Earlier today Tapbots launched Tweetbot 2.0, and Tweetbot for iPad and an explosion of tweets followed. Most of the remarks were overwhelmingly positive, but there were a fair amount criticizing the Tapbots team for not making the app universal. This is an issue that I’ve wanted to write about for some time, but today forced my hand. Let me say that even though I use both Tweetbot apps (and really like them), my focus isn’t so much on the apps, but the response that the two app vs universal binary decision invokes.

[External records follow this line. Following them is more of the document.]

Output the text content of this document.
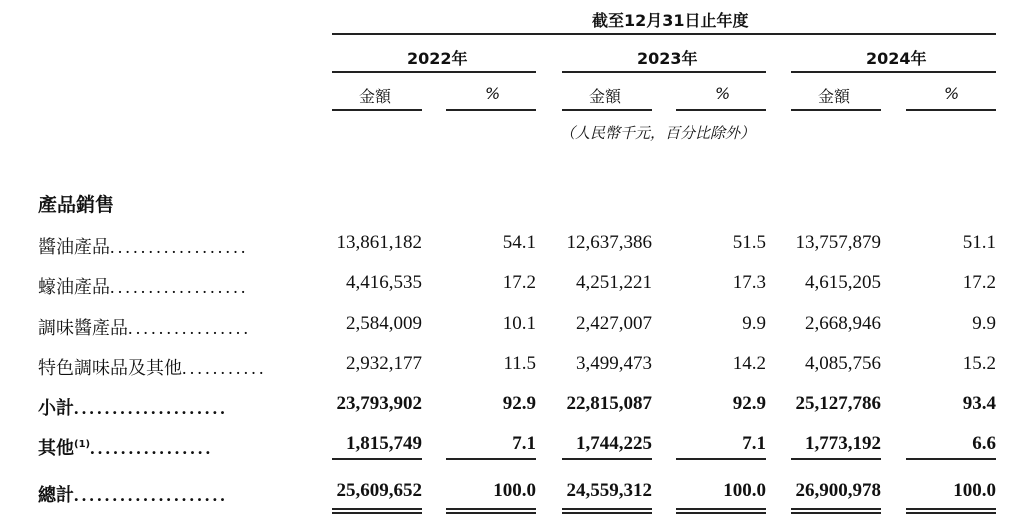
截至12月31日止年度
2022年	2023年	2024年
金額	%	金額	%	金額	%
（人民幣千元，百分比除外）
產品銷售
醬油產品..................	13,861,182	54.1 12,637,386	51.5 13,757,879	51.1
蠔油產品..................	4,416,535	17.2 4,251,221	17.3 4,615,205	17.2
調味醬產品................	2,584,009	10.1 2,427,007	9.9 2,668,946	9.9
特色調味品及其他...........	2,932,177	11.5 3,499,473	14.2 4,085,756	15.2
小計....................	23,793,902	92.9 22,815,087	92.9 25,127,786	93.4
其他$^{(1)}$................	1,815,749	7.1 1,744,225	7.1 1,773,192	6.6
總計....................	25,609,652	100.0 24,559,312	100.0 26,900,978	100.0
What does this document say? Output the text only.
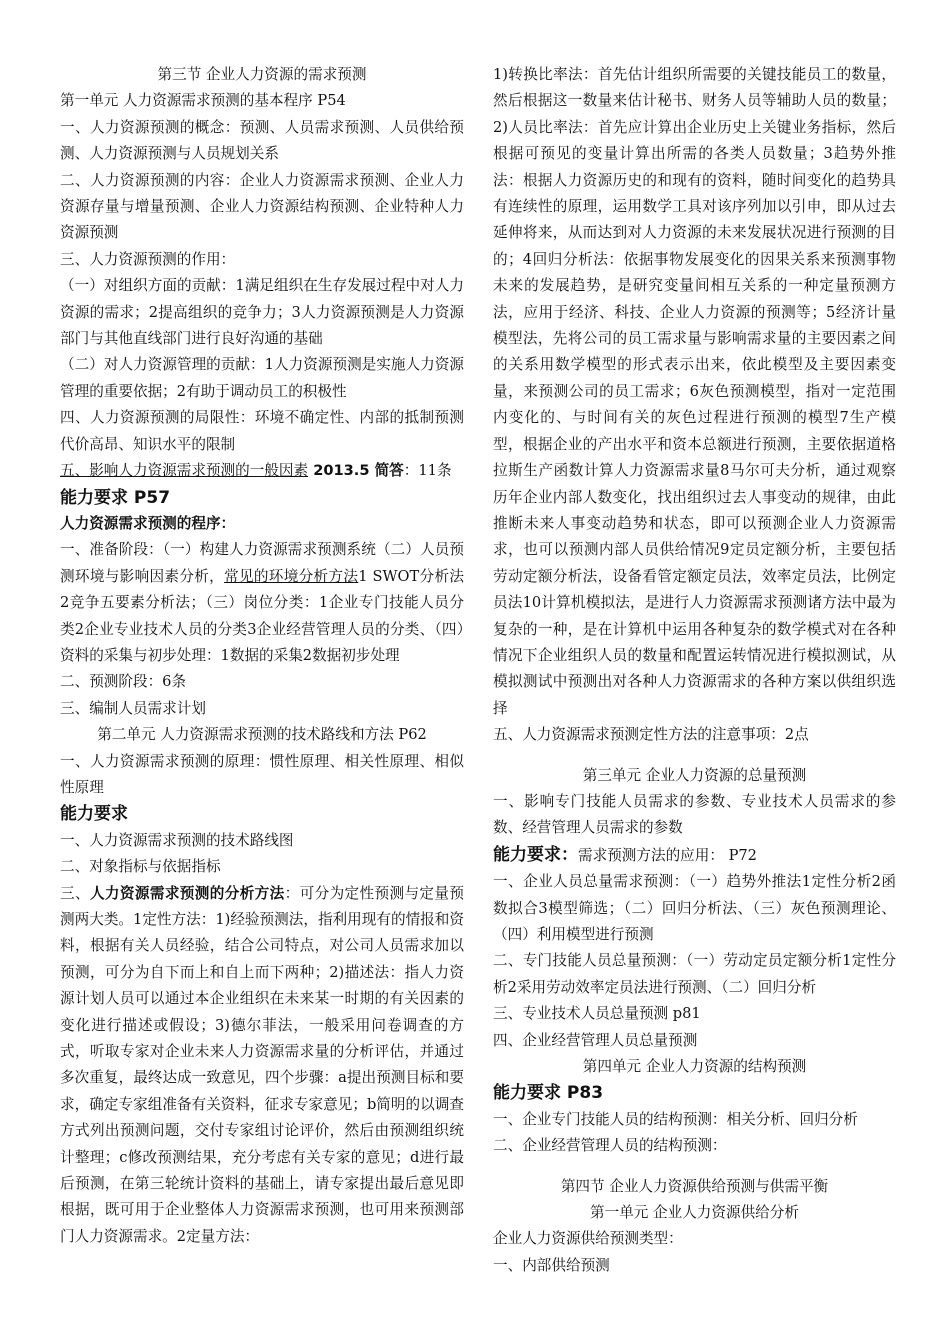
第三节 企业人力资源的需求预测

第一单元 人力资源需求预测的基本程序 P54

一、人力资源预测的概念：预测、人员需求预测、人员供给预测、人力资源预测与人员规划关系

二、人力资源预测的内容：企业人力资源需求预测、企业人力资源存量与增量预测、企业人力资源结构预测、企业特种人力资源预测

三、人力资源预测的作用：

（一）对组织方面的贡献：1满足组织在生存发展过程中对人力资源的需求；2提高组织的竞争力；3人力资源预测是人力资源部门与其他直线部门进行良好沟通的基础

（二）对人力资源管理的贡献：1人力资源预测是实施人力资源管理的重要依据；2有助于调动员工的积极性

四、人力资源预测的局限性：环境不确定性、内部的抵制预测代价高昂、知识水平的限制

五、影响人力资源需求预测的一般因素 2013.5 简答：11条

能力要求 P57

人力资源需求预测的程序：

一、准备阶段：（一）构建人力资源需求预测系统（二）人员预测环境与影响因素分析，常见的环境分析方法1 SWOT分析法2竞争五要素分析法；（三）岗位分类：1企业专门技能人员分类2企业专业技术人员的分类3企业经营管理人员的分类、（四）资料的采集与初步处理：1数据的采集2数据初步处理

二、预测阶段：6条

三、编制人员需求计划

第二单元 人力资源需求预测的技术路线和方法 P62

一、人力资源需求预测的原理：惯性原理、相关性原理、相似性原理

能力要求

一、人力资源需求预测的技术路线图

二、对象指标与依据指标

三、人力资源需求预测的分析方法：可分为定性预测与定量预测两大类。1定性方法：1)经验预测法，指利用现有的情报和资料，根据有关人员经验，结合公司特点，对公司人员需求加以预测，可分为自下而上和自上而下两种；2)描述法：指人力资源计划人员可以通过本企业组织在未来某一时期的有关因素的变化进行描述或假设；3)德尔菲法，一般采用问卷调查的方式，听取专家对企业未来人力资源需求量的分析评估，并通过多次重复，最终达成一致意见，四个步骤：a提出预测目标和要求，确定专家组准备有关资料，征求专家意见；b简明的以调查方式列出预测问题，交付专家组讨论评价，然后由预测组织统计整理；c修改预测结果，充分考虑有关专家的意见；d进行最后预测，在第三轮统计资料的基础上，请专家提出最后意见即根据，既可用于企业整体人力资源需求预测，也可用来预测部门人力资源需求。2定量方法：

1)转换比率法：首先估计组织所需要的关键技能员工的数量，然后根据这一数量来估计秘书、财务人员等辅助人员的数量；2)人员比率法：首先应计算出企业历史上关键业务指标，然后根据可预见的变量计算出所需的各类人员数量；3趋势外推法：根据人力资源历史的和现有的资料，随时间变化的趋势具有连续性的原理，运用数学工具对该序列加以引申，即从过去延伸将来，从而达到对人力资源的未来发展状况进行预测的目的；4回归分析法：依据事物发展变化的因果关系来预测事物未来的发展趋势，是研究变量间相互关系的一种定量预测方法，应用于经济、科技、企业人力资源的预测等；5经济计量模型法，先将公司的员工需求量与影响需求量的主要因素之间的关系用数学模型的形式表示出来，依此模型及主要因素变量，来预测公司的员工需求；6灰色预测模型，指对一定范围内变化的、与时间有关的灰色过程进行预测的模型7生产模型，根据企业的产出水平和资本总额进行预测，主要依据道格拉斯生产函数计算人力资源需求量8马尔可夫分析，通过观察历年企业内部人数变化，找出组织过去人事变动的规律，由此推断未来人事变动趋势和状态，即可以预测企业人力资源需求，也可以预测内部人员供给情况9定员定额分析，主要包括劳动定额分析法，设备看管定额定员法，效率定员法，比例定员法10计算机模拟法，是进行人力资源需求预测诸方法中最为复杂的一种，是在计算机中运用各种复杂的数学模式对在各种情况下企业组织人员的数量和配置运转情况进行模拟测试，从模拟测试中预测出对各种人力资源需求的各种方案以供组织选择

五、人力资源需求预测定性方法的注意事项：2点

第三单元 企业人力资源的总量预测

一、影响专门技能人员需求的参数、专业技术人员需求的参数、经营管理人员需求的参数

能力要求：需求预测方法的应用： P72

一、企业人员总量需求预测：（一）趋势外推法1定性分析2函数拟合3模型筛选；（二）回归分析法、（三）灰色预测理论、（四）利用模型进行预测

二、专门技能人员总量预测：（一）劳动定员定额分析1定性分析2采用劳动效率定员法进行预测、（二）回归分析

三、专业技术人员总量预测 p81

四、企业经营管理人员总量预测

第四单元 企业人力资源的结构预测

能力要求 P83

一、企业专门技能人员的结构预测：相关分析、回归分析

二、企业经营管理人员的结构预测：

第四节 企业人力资源供给预测与供需平衡

第一单元 企业人力资源供给分析

企业人力资源供给预测类型：

一、内部供给预测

We can all agree that Apple’s App Store ecosystem is pretty fantastic for its users. You can find just about any tool that you’re looking for for a minimal price. Even most higher priced “premium” apps such as the offerings from OmniGroup are less than $40. I’m totally willing to shell out this kind of cash for a tool that makes my workflow significantly easier, although I recognize that not all will. The argument over app pricing usually revolves around whether or not it is universal for both iPhone/iPod touch and iPad.
Today I saw loads of tweets from people complaining that Tweetbot wasn’t universal and they felt they were entitled to have it that way. Now there’s no way for me not to sound insulting even though I don’t mean to be, but that premise is totally ludicrous. The thought that a small development team is expected to do months work for free is insane to me. Yes, there are tons of successful apps that are universal (see Instapaper, Due, and Twitteriffic), but the perception that we are entitled to that is not only selfish, it’s just plain wrong. Universal app updates that come for free should be considered a bonus, not a right. A while back Iconfactory developer Craig Hockenberry gave a ballpark on Twitteriffic’s development. He estimated that it cost around $250,000 to develop Twitterrific. Think about that for a second. Still think you’re entitled to free universal updates for the lifetime of an app? I sure don’t.
Using Tweetbot as a model, one can argue that these are two completely different apps, and thus warrant two separate payments from users. The iPad version sports an all new interface, and new code. On top of that I’m sure a lot of server upgrades were needed for the push notification service. I’m also certain there are a slew of other things I’m not aware of since I’m not a developer, and I’ll bet that they all carry a cost. Above all of that, these guys are trying to make a living and provide for their families just like you and I. If our boss walked in on payday and said that this week’s paycheck wasn’t coming for the good of the customer would that be acceptable to any of us? Didn’t think so. Then there’s the “I don’t have money to buy all these apps” argument. Let’s be real here; if you paid between $199 and $900 for an iPhone or an iPad, that argument is slightly irrelevant. $3 won’t kill you, I promise. I don’t want to assume people’s financial status, but there’s nothing forcing you to buy the app in the first place. Some may think that I’m being unfair, but I feel strongly that good work should be paid for. To be honest, I’d pay double or more for a solid app like Tweetbot. So let’s all skip our morning latte and cough up 3 bucks.